The first thing you’ll probably notice is that most top schools feature the same majors. That’s not much help. What can help is when you deep dive into each program’s academic requirements. Here are some questions to keep in mind while performing research. (Note: You should ask these questions not just for each school but also for each major you’re considering.)
- What are the graduation requirements?
- What electives/concentrations/specializations does this program offer?
- Does this program have a special feature, such as a unique study-abroad program?
- If I select this major, can I perform research as an undergraduate?
- This question is REALLY important if you want to go to graduate school.
- Related question: What is this program’s graduate school acceptance rate?
- Can I complete a second major or a minor in a different area?
- What career services does the school offer?
If you can find answers to these questions, the differences between your top schools should become more apparent. In other words, you’ll know how each school meets your academic needs and expectations.
After academic offerings comes cost. Top schools often charge top dollar, and although you won’t know about financial aid for a while, it’s time to run through a few hypotheticals. Here’s what you can do now.
- Find out exactly how much – if anything – your parents will contribute to your college education.
- Start researching your top school’s scholarship websites. Many have a search engine with the latest scholarship opportunities, requirements, and deadlines.
- If possible, begin preparing scholarship application materials even before you know about an acceptance. Many schools have similar requirements.
- Research what current students are saying online.
- How much institutional financial aid did they receive?
- What are the best scholarship websites?
- What are the worst financial aid traps?
- Do current and former students regret attending because of the cost?

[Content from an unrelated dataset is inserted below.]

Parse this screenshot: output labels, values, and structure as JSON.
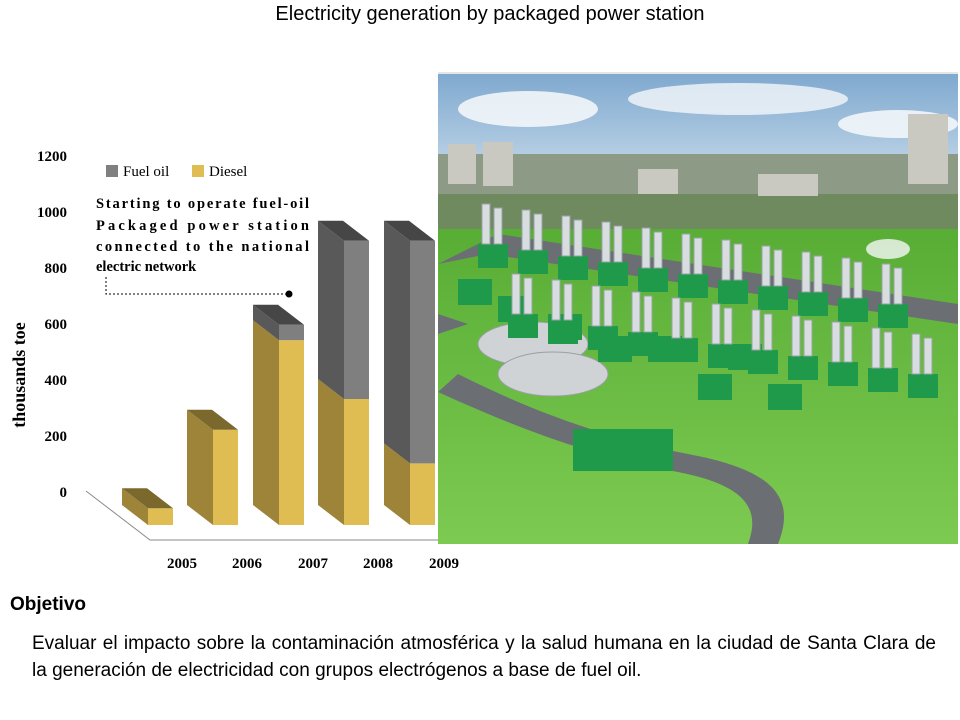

As you perform these and other tasks, keep in mind that in the vast majority of cases, it is not worth going into debt to attend college. So, if you don’t want to say no to your dream school, start racking up the scholarship and grant dollars ASAP.
So, let’s get back to the beginning of this article. All of your top schools said yes. Also, potential majors look good at all of them. Additionally, these schools are offering you a full ride, or you have attained the necessary scholarships and grants. If all of these wonderful things should happen, what do you do then?
Besides flipping a coin or throwing a dart at a board, it’s once again time to dig deep and consider your personal preferences. Maybe some of your high school friends are attending School A, while at School B, you wouldn’t have to have a roommate. Maybe School C has pleasant weather all year round.
In other words, if all of the choices are great, it’s up to you, which, at 18 years old, can seem like an impossible decision. Even if it’s just between two schools, go with what feels right. Yes, you’ll set aside a whole world of possibilities by saying ‘no’ to one or more great schools, but you’ll also be saying ‘yes’ to what I’m sure will be an incredible four years.
Let me restate this article’s most important point – think about these ‘what-ifs’ now. As with anything college application-related, the sooner you start putting in the work, the easier the process becomes.
Lastly, wishing you a mailbox full of ‘fat envelopes’ this spring.